Daughters high school team mate was a Mountaineer . Jess Harlee .   I talked to Jeff thru a pm . I let him know to let anyone interested in the machines or tooling to get first shot . If he had anything left he could call me . I really don't need these machines but if I could help him out , I would .


----------



## mmcmdl (Feb 26, 2021)

Anything leave today ?


----------



## jwmelvin (Feb 26, 2021)

It hasn’t left yet but we agreed that I will be taking the lathe, band saw, drill press, grinder, metrology tooling, and a bunch of smaller things. I’m excited and also trying to figure out how to move it all. 

Both mills remain, along with a lot of tooling for each. 

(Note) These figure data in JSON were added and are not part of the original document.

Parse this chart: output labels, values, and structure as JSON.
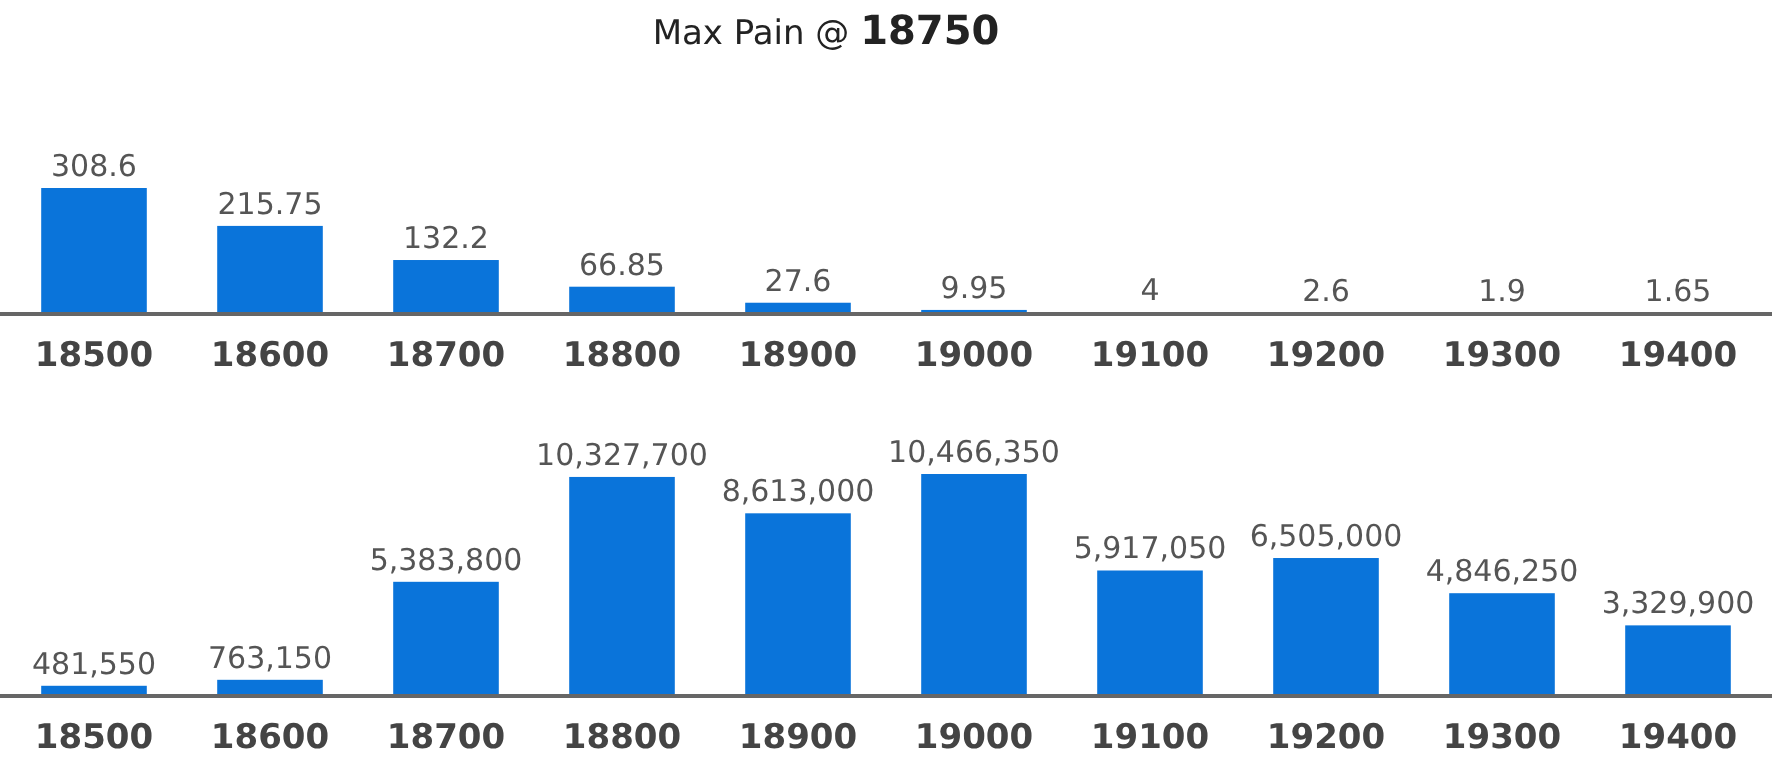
{
  "chart_data": [
    {
      "type": "bar",
      "title": "Max Pain @ 18750",
      "categories": [
        "18500",
        "18600",
        "18700",
        "18800",
        "18900",
        "19000",
        "19100",
        "19200",
        "19300",
        "19400"
      ],
      "values": [
        308.6,
        215.75,
        132.2,
        66.85,
        27.6,
        9.95,
        4,
        2.6,
        1.9,
        1.65
      ],
      "color": "#0a74da",
      "tick_labels": "x",
      "data_labels": true
    },
    {
      "type": "bar",
      "categories": [
        "18500",
        "18600",
        "18700",
        "18800",
        "18900",
        "19000",
        "19100",
        "19200",
        "19300",
        "19400"
      ],
      "values": [
        481550,
        763150,
        5383800,
        10327700,
        8613000,
        10466350,
        5917050,
        6505000,
        4846250,
        3329900
      ],
      "value_labels": [
        "481,550",
        "763,150",
        "5,383,800",
        "10,327,700",
        "8,613,000",
        "10,466,350",
        "5,917,050",
        "6,505,000",
        "4,846,250",
        "3,329,900"
      ],
      "color": "#0a74da",
      "tick_labels": "x"
    }
  ]
}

And all the machines are single phase.


----------



## mmcmdl (Feb 26, 2021)

Great , I can take my mind off of this !


----------



## jeffhester (Feb 27, 2021)

Stil remaining:

Clausing Vertical Mill Model 8530 - PENDING SALE
Clausing Horizontal Mill Model 8551
Axiom Precision
Reality CR20 Pro 3D Printer
Woodworking power tools
Electronic tools
Much more...


----------



## ferrell vance (Feb 27, 2021)

could you provide info on the Clausing 8530, power feed? DRO?, tolling included? voltage? age/hrs? price, thanks in advance


----------



## jwmelvin (Feb 28, 2021)

Sorry guys, the mills are gone. While I was loading some of my stuff yesterday, people came for them.


----------